Genomics of the expanding pine pathogen Lecanosticta acicola reveals patterns of ongoing genetic admixture

Abstract

Lecanosticta acicola is the causal agent for brown spot needle blight that affects pine trees across the northern hemisphere. Based on marker genes and microsatellite data, two distinct lineages have been identified that were introduced into Europe on two separate occasions. Despite their overall distinct geographic distribution, they have been found to coexist in regions of northern Spain and France. Here, we present the first genome-wide study of Lecanosticta acicola, including assembly of the reference genome and a population genomics analysis of 70 natural isolates from northern Spain. We show that most of the isolates belong to the southern lineage but show signs of introgression with northern lineage isolates, indicating mating between the two lineages. We also identify phenotypic differences between the two lineages based on the activity profiles of 20 enzymes, with introgressed strains being more phenotypically similar to members of the southern lineage. In conclusion, we show undergoing genetic admixture between the two main lineages of L. acicola in a region of recent expansion.
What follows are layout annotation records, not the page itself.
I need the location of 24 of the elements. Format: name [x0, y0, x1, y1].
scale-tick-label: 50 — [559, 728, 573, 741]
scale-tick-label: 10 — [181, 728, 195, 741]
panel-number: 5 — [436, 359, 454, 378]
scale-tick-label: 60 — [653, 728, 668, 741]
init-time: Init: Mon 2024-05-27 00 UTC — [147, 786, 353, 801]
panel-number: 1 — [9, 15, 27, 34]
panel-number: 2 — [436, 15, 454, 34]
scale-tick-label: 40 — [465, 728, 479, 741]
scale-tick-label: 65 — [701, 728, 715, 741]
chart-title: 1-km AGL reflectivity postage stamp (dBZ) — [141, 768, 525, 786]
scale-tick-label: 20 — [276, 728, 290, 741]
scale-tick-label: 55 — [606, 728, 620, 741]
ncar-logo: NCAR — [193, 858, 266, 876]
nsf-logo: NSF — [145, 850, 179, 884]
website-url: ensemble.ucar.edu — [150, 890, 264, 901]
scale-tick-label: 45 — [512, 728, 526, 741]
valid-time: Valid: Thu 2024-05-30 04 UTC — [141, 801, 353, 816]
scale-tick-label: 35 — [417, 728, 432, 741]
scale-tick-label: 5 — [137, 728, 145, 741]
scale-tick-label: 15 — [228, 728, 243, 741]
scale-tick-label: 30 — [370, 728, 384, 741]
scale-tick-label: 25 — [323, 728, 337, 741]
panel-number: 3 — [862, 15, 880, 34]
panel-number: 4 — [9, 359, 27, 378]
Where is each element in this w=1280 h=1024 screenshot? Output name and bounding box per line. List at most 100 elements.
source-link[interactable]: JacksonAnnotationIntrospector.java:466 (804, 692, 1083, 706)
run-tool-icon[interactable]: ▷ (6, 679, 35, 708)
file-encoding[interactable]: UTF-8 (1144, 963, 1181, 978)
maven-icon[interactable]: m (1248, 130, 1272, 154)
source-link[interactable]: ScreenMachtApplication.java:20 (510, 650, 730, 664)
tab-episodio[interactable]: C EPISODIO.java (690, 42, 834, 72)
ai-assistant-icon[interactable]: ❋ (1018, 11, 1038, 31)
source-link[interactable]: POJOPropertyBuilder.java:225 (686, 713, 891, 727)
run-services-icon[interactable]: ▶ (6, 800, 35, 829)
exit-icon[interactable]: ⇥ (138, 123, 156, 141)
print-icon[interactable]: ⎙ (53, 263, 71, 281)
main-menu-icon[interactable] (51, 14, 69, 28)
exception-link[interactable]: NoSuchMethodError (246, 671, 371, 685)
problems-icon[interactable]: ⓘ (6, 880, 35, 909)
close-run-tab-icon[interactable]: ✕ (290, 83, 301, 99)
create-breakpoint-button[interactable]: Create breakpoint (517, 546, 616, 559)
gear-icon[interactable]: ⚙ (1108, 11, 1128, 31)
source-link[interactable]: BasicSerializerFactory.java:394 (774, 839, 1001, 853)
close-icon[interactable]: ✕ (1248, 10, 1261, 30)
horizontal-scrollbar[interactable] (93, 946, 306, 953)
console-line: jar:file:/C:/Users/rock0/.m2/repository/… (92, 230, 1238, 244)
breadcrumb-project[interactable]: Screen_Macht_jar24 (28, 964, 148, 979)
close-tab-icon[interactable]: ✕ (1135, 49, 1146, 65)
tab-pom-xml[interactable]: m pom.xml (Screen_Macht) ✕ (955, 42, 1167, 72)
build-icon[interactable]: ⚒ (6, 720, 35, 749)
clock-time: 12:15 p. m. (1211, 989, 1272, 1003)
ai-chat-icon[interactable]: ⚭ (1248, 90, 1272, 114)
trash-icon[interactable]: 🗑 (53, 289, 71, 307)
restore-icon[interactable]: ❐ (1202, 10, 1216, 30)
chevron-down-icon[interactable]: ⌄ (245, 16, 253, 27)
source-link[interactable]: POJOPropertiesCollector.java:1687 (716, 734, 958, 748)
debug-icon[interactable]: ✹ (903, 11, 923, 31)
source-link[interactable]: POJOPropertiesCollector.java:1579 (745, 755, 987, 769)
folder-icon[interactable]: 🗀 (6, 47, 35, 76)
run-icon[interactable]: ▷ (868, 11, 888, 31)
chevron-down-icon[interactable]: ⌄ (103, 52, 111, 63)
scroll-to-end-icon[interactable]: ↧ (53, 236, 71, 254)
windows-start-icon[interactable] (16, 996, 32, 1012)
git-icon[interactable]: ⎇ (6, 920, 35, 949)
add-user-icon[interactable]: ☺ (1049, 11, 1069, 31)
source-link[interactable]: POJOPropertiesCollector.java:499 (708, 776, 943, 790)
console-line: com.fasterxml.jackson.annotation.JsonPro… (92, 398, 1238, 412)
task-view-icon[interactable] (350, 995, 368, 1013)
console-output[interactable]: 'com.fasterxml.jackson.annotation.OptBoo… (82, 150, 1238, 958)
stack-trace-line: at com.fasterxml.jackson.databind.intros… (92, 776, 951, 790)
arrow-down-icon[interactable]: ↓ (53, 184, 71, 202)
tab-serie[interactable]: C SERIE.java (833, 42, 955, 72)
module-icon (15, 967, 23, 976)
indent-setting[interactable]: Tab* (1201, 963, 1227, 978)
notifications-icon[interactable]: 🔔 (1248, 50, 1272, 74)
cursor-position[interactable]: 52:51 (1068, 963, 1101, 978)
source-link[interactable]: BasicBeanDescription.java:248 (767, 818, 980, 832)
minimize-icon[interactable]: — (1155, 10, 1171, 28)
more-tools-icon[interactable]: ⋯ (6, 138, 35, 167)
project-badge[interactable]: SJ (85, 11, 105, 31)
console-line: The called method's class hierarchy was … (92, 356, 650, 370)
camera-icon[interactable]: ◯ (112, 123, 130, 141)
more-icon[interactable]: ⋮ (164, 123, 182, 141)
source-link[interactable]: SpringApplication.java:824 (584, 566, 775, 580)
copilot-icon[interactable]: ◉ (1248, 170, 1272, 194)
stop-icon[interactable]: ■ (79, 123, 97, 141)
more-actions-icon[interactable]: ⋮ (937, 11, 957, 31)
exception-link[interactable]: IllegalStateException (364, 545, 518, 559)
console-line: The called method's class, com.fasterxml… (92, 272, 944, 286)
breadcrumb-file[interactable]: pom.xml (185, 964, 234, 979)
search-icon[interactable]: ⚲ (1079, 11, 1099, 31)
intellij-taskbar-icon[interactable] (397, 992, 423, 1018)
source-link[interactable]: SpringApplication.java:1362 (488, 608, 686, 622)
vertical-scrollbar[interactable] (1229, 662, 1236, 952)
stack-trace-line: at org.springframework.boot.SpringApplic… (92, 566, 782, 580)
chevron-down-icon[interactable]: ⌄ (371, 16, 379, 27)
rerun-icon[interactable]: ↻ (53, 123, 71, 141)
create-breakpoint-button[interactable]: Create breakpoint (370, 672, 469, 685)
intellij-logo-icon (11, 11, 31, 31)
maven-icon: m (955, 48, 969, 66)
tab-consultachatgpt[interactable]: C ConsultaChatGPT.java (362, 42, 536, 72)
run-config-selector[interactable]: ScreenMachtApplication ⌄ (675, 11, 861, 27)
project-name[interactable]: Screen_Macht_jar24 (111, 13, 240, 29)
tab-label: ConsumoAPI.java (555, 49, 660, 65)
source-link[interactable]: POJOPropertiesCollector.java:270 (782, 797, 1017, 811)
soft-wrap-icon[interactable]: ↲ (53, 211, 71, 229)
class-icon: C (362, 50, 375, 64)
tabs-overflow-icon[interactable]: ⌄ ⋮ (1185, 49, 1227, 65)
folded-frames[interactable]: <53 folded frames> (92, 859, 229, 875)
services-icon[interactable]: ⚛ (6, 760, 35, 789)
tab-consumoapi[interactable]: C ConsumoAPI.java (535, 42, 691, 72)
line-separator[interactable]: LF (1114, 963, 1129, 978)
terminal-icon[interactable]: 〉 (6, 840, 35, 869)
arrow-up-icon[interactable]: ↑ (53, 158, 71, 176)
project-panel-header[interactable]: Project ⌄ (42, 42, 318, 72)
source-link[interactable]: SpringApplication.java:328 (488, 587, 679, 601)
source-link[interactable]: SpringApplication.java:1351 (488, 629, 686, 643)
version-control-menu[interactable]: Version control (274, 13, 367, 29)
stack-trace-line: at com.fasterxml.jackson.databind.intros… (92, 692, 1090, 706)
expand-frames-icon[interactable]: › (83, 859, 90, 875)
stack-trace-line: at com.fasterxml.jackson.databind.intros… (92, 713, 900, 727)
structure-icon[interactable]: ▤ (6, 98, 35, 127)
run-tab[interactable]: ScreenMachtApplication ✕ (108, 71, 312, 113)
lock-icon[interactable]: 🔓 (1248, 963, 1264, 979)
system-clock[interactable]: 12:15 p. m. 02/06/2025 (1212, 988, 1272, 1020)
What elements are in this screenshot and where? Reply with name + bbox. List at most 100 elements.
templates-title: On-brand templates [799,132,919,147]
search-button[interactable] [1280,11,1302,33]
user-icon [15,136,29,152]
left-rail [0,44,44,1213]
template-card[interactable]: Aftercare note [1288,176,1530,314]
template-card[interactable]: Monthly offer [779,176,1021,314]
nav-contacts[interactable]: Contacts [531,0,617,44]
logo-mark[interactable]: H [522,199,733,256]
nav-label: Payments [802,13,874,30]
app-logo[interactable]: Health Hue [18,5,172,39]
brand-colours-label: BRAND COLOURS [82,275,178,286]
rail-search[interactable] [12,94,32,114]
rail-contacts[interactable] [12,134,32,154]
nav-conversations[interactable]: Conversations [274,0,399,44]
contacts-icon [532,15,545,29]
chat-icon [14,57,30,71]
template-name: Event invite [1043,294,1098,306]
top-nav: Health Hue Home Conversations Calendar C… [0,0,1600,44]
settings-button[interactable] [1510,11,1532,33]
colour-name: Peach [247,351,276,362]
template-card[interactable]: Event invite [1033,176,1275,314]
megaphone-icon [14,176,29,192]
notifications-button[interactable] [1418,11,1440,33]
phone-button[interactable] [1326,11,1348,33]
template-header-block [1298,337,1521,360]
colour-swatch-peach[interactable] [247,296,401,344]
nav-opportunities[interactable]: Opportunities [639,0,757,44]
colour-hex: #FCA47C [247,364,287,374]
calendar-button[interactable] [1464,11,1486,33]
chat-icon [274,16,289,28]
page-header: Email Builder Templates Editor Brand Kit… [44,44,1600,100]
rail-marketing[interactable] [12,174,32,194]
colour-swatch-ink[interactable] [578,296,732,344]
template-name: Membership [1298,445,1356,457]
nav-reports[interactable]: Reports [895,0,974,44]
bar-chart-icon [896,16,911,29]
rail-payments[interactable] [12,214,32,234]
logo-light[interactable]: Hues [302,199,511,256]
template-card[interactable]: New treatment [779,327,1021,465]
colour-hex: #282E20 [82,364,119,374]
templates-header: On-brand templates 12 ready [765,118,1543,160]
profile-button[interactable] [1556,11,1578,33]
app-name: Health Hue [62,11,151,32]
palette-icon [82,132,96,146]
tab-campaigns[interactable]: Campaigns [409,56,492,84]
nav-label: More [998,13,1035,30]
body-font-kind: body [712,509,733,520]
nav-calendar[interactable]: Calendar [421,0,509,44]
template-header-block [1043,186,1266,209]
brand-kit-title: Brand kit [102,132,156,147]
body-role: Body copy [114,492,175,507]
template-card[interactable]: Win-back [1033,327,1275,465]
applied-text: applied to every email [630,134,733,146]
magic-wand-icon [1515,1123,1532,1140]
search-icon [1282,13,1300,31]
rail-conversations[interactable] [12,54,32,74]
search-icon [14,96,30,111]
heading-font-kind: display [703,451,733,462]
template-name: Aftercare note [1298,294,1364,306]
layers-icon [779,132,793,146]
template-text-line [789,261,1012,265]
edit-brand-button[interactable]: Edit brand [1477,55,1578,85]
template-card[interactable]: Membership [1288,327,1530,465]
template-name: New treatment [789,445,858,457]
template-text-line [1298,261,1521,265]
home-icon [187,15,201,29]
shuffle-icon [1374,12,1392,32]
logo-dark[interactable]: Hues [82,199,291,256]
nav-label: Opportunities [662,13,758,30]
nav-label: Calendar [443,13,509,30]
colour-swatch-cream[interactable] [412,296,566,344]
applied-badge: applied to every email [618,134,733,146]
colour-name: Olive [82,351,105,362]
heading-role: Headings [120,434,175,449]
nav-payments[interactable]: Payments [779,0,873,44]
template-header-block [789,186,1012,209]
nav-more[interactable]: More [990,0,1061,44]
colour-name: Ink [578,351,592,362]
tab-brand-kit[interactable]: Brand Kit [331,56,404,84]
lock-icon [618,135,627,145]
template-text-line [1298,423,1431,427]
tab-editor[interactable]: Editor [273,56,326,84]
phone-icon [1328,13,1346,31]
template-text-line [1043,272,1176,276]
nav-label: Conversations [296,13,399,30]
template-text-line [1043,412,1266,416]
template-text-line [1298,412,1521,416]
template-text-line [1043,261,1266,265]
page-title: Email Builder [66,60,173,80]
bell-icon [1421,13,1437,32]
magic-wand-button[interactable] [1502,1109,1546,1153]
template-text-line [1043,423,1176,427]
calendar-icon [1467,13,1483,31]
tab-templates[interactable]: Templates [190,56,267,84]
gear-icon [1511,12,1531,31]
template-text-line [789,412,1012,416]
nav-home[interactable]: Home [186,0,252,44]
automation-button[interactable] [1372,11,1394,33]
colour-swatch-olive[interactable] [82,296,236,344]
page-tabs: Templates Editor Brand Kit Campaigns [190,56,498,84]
Importance: Lecanosticta acicola is a fungal pathogen causing severe defoliation, growth reduction, and even death in more than 70 conifer species. Despite the increasing incidence of this species, little is known about its population dynamics. Two divergent lineages have been described that have now been found together in regions of France and Spain, but it is unknown how these mixed populations evolve. Here we present the first reference genome for this important plant pathogenic fungi and use it to study the population genomics of 70 isolates from an affected forest in the north of Spain. We find signs of introgression between the two main lineages, indicating that active mating is occurring in this region which could propitiate the appearance of novel traits in this species. We also study the phenotypic differences across this population based on enzymatic activities on 20 compounds.

Keywords: Lecanosticta acicola; admixture; comparative genomics; needle blight; plant pathogen; population genomics.

Fig 1

(A)- Phylogenetic tree representing the evolutionary relationships among the species included in the phylome. The tree is based on a maximum likelihood analysis of a concatenated alignment of 1,092 genes (see Methods), trimmed to delete columns with more than 20% gaps. The phylogenetic tree was reconstructed using IQTREE using the LG + F + R8 model according to the BIC criterion. Rapid bootstrap was calculated and nodes with less than 100% support are indicated. Species indicated in bold are pathogens of pine trees. (B)- Representation of the gene cluster found shared between L. acicola and D. septosporum. (C)- Gene tree representing the evolution of ToxD as obtained from the phylome reconstruction. Bootstrap values below 90 are marked on the tree.

Fig 2

Phylogenetic tree based on the concatenation of marker genes. Strains sharing identical marker sequences were collapsed (indicated by triangles). In bold are strains sequenced in this study. On the right of the tree marker sequences are represented: each column represents a marker gene. Different marker haplotypes of the NL or SL are shown in shades of blue and red, respectively. Different shades of blue or red indicate strains that share the same pattern of SNPs for a given marker gene. Invariable markers are depicted in gray.

Fig 3

(A)- Frequency graph depicting the distribution of SNPs/Kb for each strain for windows of 5 Kb of the contigs longer than 100,000 base pairs. Green is the distribution belonging to the strain with an overall SNPs/Kb of 5. Blue is the distribution of the two NL strains. Red is an example of a SL strain (B)- On top is an unrooted tree showing the evolution of the 70 strains used in this study. Below it is a close-up image from the part of the phylogenetic tree holding strains belonging to the SL. Red are the strains considered purely from the SL. Green are the strains detected as admixed by Structure. Black are the strains that would have been classified as being from the NL based on marker genes. (C) Structure graph showing the two populations in blue and red. The green square indicates admixed isolates.

Fig 4

Phylogenetic network of sequenced L. acicola isolates. Isolates colored in blue represent those belonging to the NL, those in red belong to the SL, and those in green contain introgression from the NL to the SL based on Structure.

Fig 5

Heatmap showing genomic windows assigned to the SL (red), NL (blue), undetermined (gray), or unmapped (black) on a similarity threshold of 2 SNPs/Kb to the reference. Columns indicate 5 Kb windows and are clustered together according to the pattern of ancestry observed in the different isolates. Rows indicate each of the isolates sequenced in this study.

Fig 6

Geographic distribution of sampling sites for some of the strains used in this study. Blue, red, and green rectangles mark isolation sites for NL, SL, or introgressed (according to Structure) strains, respectively. The background area covered in green tones corresponds to the area of distribution of Pinus radiata arboretum in the Basque Country.

Fig 7

PCA based on enzymatic activity of 20 enzymes. Markers are based on the lineage: circles for the SL, squares for the NL, and crosses for the strains that are introgressed according to Structure. Colors relate to the host pine species.